Beyond accuracy, customers have been asking for finer detail on image classifications. According to the AWS website, the AWS content moderation service returns only a main category and a secondary category for unsafe images. So the system might categorize an image as containing nudity in the primary category, and as containing sexual activity in the secondary one. A third category might include classifications addressing the type of sexual activity shown.
“Right now the machine is very factual and literal—it will tell you ‘this is what is there,'” says Pietro Perona, a computation and neural systems professor at Caltech, and an AWS advisor. “But scientists would like to be able to go beyond that to not only say what is there but what are these people thinking, what is happening. Ultimately that’s where the field wants to go, not just listing what’s in the image like a shopping list.”

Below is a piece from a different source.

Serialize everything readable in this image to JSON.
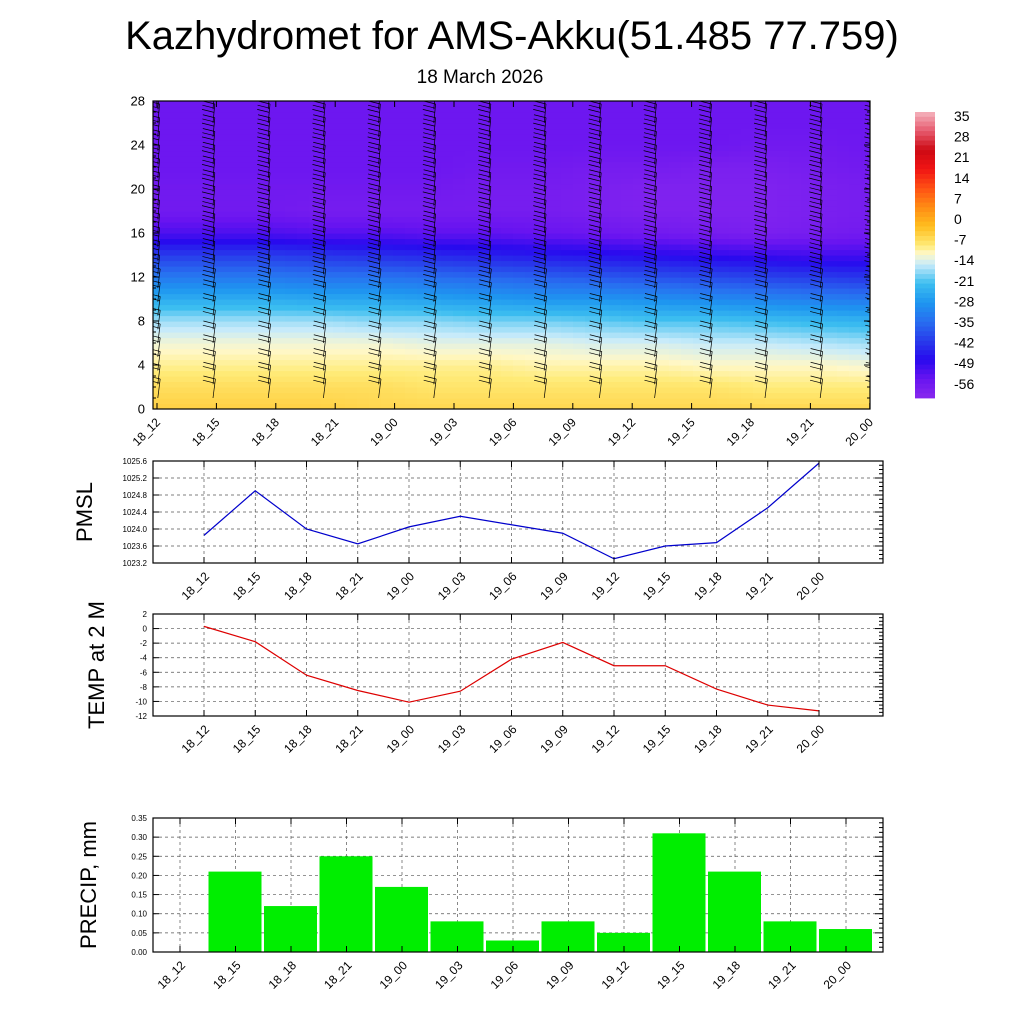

And these nuanced distinctions could be important to content moderation. Whether or not an image contains potentially offensive content could depend on the intent of the people in the images.
Even the definition of “unsafe” or “offensive” is a moving target. It can change with time, and differs between geographical regions. And context is everything, Perona explains. Violent imagery provides a good example.
“Violence may be unacceptable in one context, like actual real-life violence in Syria,” Perona says, “but acceptable in another, like within a football match or in a Quentin Tarantino movie.”
As with many AWS services, Amazon isn’t just selling Rekognition’s content-moderation tool to others: It’s also its own customer. The company says that it’s using the service to police the user-generated images and videos posted with user reviews in its marketplace.